Drogas. Presidente mexicano fala em legalização como solução.

Por Wálter Fanganiello Maierovitch- Terra Magazine.

IBGF, 20 de setembro de 2011.





Felipe Calderon, sob odor de fraude, assumiu a presidência do México no dia 1 de dezembro de 2006.



À época, as pesquisas e o boca- de-urna apontavam vitória de López Obrador, já prefeito da capital e candidato da esquerda progressista.



Para tentar mudar esse quadro de desconfiança e aplacar a ira da oposição que falava em ilegitimidade do mandato, Calderon, com apoio do então presidente norte-americano George W.Bush, anunciou, no mesmo 1 de dezembro de 2006, o início da “war on drugs” e, consequentemente, aos cartéis que as ofertavam dentro e fora do México.



Como a polícia mexicana estava quase toda corrompida pelos chefões dos cartéis, Calderon convocou o Exército e chegou até a desarmar a polícia.



Como num passe de mágica, os mexicanos, na sua grande maioria, apoiaram Calderon e esqueceram as fraudes eleitorais. Ninguém, na história mexicana, havia conseguido, em dias, transformar-se de suspeito de fraude em presidente legitimado popularmente. As maiores preocupações dos mexicanos, consoante pesquisa pré-eleitoral, eram a violência e as drogas ilegais.



A elevada popularidade de Calderon, no entanto, despencou dois anos depois, ou seja, quando civis inocentes viraram as principais vítimas da “war on drugs” de matriz norte-americana e importada por Calderon.



O primeiro grande fracasso de Calderon foi o Plan Mérida, desenhado pela CIA e DEA (agências norte-americana de espionagenas política e de drogas) e executado com dinheiro disponibilizado por George W.Bush.

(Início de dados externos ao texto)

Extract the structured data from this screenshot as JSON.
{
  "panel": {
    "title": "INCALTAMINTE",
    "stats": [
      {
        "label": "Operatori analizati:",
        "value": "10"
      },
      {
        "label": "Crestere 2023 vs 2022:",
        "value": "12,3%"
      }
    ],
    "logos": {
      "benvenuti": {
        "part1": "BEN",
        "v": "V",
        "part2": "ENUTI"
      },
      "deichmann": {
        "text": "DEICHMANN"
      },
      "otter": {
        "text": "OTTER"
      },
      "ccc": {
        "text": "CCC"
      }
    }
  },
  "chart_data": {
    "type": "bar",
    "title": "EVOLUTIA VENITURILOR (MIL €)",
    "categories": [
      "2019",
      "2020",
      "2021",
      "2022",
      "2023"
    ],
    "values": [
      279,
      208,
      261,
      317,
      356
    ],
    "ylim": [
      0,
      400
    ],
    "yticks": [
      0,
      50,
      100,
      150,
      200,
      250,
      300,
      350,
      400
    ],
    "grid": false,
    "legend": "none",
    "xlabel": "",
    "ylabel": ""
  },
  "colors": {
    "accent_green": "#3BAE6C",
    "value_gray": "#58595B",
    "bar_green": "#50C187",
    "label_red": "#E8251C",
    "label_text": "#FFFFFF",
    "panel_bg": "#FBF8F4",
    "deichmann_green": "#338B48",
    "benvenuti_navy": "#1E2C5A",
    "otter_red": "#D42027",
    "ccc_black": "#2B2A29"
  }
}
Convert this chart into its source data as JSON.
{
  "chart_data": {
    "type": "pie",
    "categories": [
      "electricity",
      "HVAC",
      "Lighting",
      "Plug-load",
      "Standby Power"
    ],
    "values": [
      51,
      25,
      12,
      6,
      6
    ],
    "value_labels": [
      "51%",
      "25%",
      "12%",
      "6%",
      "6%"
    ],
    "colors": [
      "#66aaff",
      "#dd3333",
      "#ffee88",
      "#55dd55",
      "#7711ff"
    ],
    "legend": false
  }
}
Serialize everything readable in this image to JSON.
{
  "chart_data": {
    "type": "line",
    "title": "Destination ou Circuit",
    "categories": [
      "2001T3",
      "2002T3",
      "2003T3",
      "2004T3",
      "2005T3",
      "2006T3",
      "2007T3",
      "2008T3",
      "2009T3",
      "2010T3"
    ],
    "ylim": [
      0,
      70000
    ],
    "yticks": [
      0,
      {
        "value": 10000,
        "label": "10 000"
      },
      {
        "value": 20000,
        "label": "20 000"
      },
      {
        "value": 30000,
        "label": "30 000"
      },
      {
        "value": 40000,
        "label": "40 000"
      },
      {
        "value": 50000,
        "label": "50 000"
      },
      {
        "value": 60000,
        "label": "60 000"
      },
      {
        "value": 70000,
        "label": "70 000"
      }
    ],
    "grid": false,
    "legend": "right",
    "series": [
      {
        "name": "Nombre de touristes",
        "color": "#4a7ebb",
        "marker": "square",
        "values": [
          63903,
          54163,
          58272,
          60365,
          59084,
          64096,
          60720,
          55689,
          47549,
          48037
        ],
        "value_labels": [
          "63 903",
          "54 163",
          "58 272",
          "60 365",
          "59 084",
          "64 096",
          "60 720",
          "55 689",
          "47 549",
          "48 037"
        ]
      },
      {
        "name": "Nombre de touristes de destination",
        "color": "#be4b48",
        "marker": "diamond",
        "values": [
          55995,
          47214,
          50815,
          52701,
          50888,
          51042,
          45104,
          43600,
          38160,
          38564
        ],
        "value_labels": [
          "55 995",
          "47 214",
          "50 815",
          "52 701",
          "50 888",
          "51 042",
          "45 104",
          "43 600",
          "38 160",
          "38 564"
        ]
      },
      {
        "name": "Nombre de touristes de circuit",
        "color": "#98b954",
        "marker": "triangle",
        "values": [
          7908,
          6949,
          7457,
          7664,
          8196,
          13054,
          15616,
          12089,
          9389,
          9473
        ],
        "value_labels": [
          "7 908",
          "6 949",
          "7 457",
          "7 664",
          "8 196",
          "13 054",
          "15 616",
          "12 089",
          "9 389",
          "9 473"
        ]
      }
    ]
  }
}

No momento, com a aventura da “war on drugas”, o México contabiliza 42.000 mortes e mais de 70% das vítimas são de civis, sem ligações com o narcotráfico. Cerca de 50% não possuía registro criminal e os outros 20% nenhum antecedente criminal relacionado com as drogas proibidas.



A popularidade de Calderon despencou e a aprovação ao seu governo passou a ser uma das piores da história do seu país. Em resumo, Calderon ainda pensa se sairá candidato à reeleição. No momento, ele sabe que não conseguiria se eleger síndico de prédio.



Hoje, em Nova York onde se encontra para participar da Assembléia Geral das Nações Unidas, Calderon disse que a legalização será a saída para desfalcar e acabar com os cartéis de drogas: - “Vivemos no mesmo edifício. Mas, o nosso vizinho (referência aos EUA) e o maior consumidor mundial de drogas. E todos podem ver a droga passando por meio das nossas janelas”, disse Calderon em discurso na Américas Society of New York”.



Em busca de um culpado para apresentar aos eleitores mexicanos, Calderon aponta os EUA como a origem do problema. Para isso, usa o velho discurso, --já usado pelo então governador Antony Garotinho no Rio de Janeiro--, de que sem consumo não há oferta. Esse truísmo pode ser completado “com o sem oferta não haveria consumo”. Mais, sem insumos químicos não ocorreria a transformação da folha de coca em cloridrato de cocaína (pó).



Ao falar que o México poderá legalizar a droga para enfraquecer a criminalidade organizada, Calderon esqueceu de explicar como será o seu projeto de legalização.



Pano Rápido. Para Calderon e depois de quase cinco anos de guerra, mortes e descrédito do Exército, a legalização é a tábua de salvação na busca de um segundo mandato.



No Brasil, Fernando Henrique Cardoso, que no poder foi adepto do modelo norte-americano de repressão ao consumidor, trocou discurso depois da reeleição de Lula e em busca de um palanque internacional.



Com efeito, essa gente pé capaz de tudo para enganar os eleitores.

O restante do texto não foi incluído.